Ой, Наташа, неужели Вы не поняли, что каждый Ваш недостаток для меня дороже сотни достоинств, этих тысячеликих уравновешенных и здоровых кретинок, дарящих нас своей социально-благополучной тупостью.

Неужели Вы не поняли, что явились для меня — заброшенного на огромном «туземном острове» — девушкой моего племени. Говорящей на моем языке, исповедующей мои обычаи, страдающей моими недугами и поклоняющейся моим богам.
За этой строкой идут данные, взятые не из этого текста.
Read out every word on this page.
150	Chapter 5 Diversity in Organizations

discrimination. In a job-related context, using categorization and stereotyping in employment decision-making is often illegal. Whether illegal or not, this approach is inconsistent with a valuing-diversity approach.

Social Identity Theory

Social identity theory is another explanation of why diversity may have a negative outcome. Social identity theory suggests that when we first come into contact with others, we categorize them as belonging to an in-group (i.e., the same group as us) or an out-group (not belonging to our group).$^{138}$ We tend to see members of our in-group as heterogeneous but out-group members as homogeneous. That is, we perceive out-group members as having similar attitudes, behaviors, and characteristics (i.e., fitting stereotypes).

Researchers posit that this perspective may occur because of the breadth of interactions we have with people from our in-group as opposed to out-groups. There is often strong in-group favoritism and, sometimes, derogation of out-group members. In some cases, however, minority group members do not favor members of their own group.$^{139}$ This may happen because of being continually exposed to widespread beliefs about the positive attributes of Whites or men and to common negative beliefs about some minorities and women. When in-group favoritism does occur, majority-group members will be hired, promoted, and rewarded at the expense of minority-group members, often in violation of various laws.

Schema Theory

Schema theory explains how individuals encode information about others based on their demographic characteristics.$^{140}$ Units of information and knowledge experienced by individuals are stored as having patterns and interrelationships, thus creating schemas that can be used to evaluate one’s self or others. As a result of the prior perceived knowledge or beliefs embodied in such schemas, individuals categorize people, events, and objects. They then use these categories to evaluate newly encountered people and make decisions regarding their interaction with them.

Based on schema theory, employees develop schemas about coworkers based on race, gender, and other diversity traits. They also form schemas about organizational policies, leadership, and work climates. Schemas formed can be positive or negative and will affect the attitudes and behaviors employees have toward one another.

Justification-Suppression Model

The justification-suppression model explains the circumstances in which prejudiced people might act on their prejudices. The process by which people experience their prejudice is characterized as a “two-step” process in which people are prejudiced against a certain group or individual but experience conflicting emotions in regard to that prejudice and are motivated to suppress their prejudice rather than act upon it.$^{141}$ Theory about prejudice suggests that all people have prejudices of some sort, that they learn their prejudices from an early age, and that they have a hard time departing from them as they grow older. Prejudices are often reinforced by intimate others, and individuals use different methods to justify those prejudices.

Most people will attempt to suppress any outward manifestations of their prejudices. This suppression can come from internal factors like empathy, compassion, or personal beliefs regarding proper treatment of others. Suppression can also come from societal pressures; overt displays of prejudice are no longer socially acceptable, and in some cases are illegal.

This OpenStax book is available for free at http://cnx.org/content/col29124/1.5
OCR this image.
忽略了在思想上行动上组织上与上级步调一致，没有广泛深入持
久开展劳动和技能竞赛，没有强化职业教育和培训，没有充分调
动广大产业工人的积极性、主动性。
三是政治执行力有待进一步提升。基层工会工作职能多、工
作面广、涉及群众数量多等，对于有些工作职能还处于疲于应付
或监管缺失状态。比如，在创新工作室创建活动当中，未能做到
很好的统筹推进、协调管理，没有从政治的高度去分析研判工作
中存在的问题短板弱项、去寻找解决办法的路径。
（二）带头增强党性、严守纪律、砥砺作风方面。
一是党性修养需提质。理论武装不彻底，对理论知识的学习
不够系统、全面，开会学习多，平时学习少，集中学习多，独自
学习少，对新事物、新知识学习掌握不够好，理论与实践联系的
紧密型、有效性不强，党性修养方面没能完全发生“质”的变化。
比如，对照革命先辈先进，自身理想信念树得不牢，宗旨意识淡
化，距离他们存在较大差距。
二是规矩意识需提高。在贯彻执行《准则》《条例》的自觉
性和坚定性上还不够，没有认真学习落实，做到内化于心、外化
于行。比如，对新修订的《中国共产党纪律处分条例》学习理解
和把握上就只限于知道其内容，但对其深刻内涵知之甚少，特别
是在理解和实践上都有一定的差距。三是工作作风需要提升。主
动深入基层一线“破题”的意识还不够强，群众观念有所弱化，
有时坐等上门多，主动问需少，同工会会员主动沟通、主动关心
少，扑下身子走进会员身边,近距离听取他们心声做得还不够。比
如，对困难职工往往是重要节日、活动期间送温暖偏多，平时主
Слыхали ли Вы, что люди, вынужденные долго прожить вдали от родины и тоскующие по ней, неожиданно услышав родную речь в чужой иностранной толпе, сперва не понимают от радостного охватившего их волнения даже смысла произносимых фраз, они сперва воспринимают только [ин]тонацию и родную фонетику звука, слов, они упиваются комбинацией дорогих и близких их сердцу созвучий.

Так же и я в своих бестемных беседах с Вами очень часто чувствовал приливы острого и туманящего мозг восторга от одного звука Вашего голоса, от одной Вашей манеры произносить те или иные слова.

Вскрывая в своих отрывистых откровениях свои недостатки, Вы дарили меня самым дорогим качеством Вашей противоречивой натуры.

Я чувствовал, что мы с Вами черпаем новые силы и уверенность в обновлении из одной и той же сокровищницы сурового человеческого самоанализа.

Правда, мудрецы говорят, что осознание своих недостатков не есть еще их исправление, но тем не менее признают, что это вернейший путь к их изжитию. И что бы Вы ни говорили мне о себе, я всегда сохраню глубокую уверенность в Вашу внутреннюю силу и Ваше избавление от этого ненужного, обреченного прошлого, которое так цепко держит нас в своих щупальцах.

Я верю в Вас — моя нежная и мучительнейшая женщина.

Даже если бы когда-нибудь мне пришлось убедиться в эфемерности творимых кумиров, я и тогда не пожалел бы об этом.

Бывают иллюзии, искупающие все разочарования жизни. Вы ошибаетесь, бессознательно отрывая форму от содержания. Я не заметил, чтобы Вы в своем тяготении к внешне красивому ограниченно руководились только «обложками». Если бы это было так, Вас не посещали бы так часто сомнения. Вы не ощущали бы так остро и чутко тех диссонансов, которыми всегда звучат пошлость и духовное ничтожество, прикрытые эстетическим нарядом. Я скорее думаю, что корни эстетики Ваших стремлений, якобы утерявших свое духовное оправдание, лежат в тех неудачах и разочарованиях, с которыми Вам пришлось сталкиваться в поисках гармонии этих двух начал. Но это все философия… Мысли мои скачут… Я очень многое хотел написать Вам. Я даже видел свое письмо, сидя с Вами последний раз на скамейке Владимирской горки… а теперь я растерялся и не могу собрать ни мыслей, ни чувств.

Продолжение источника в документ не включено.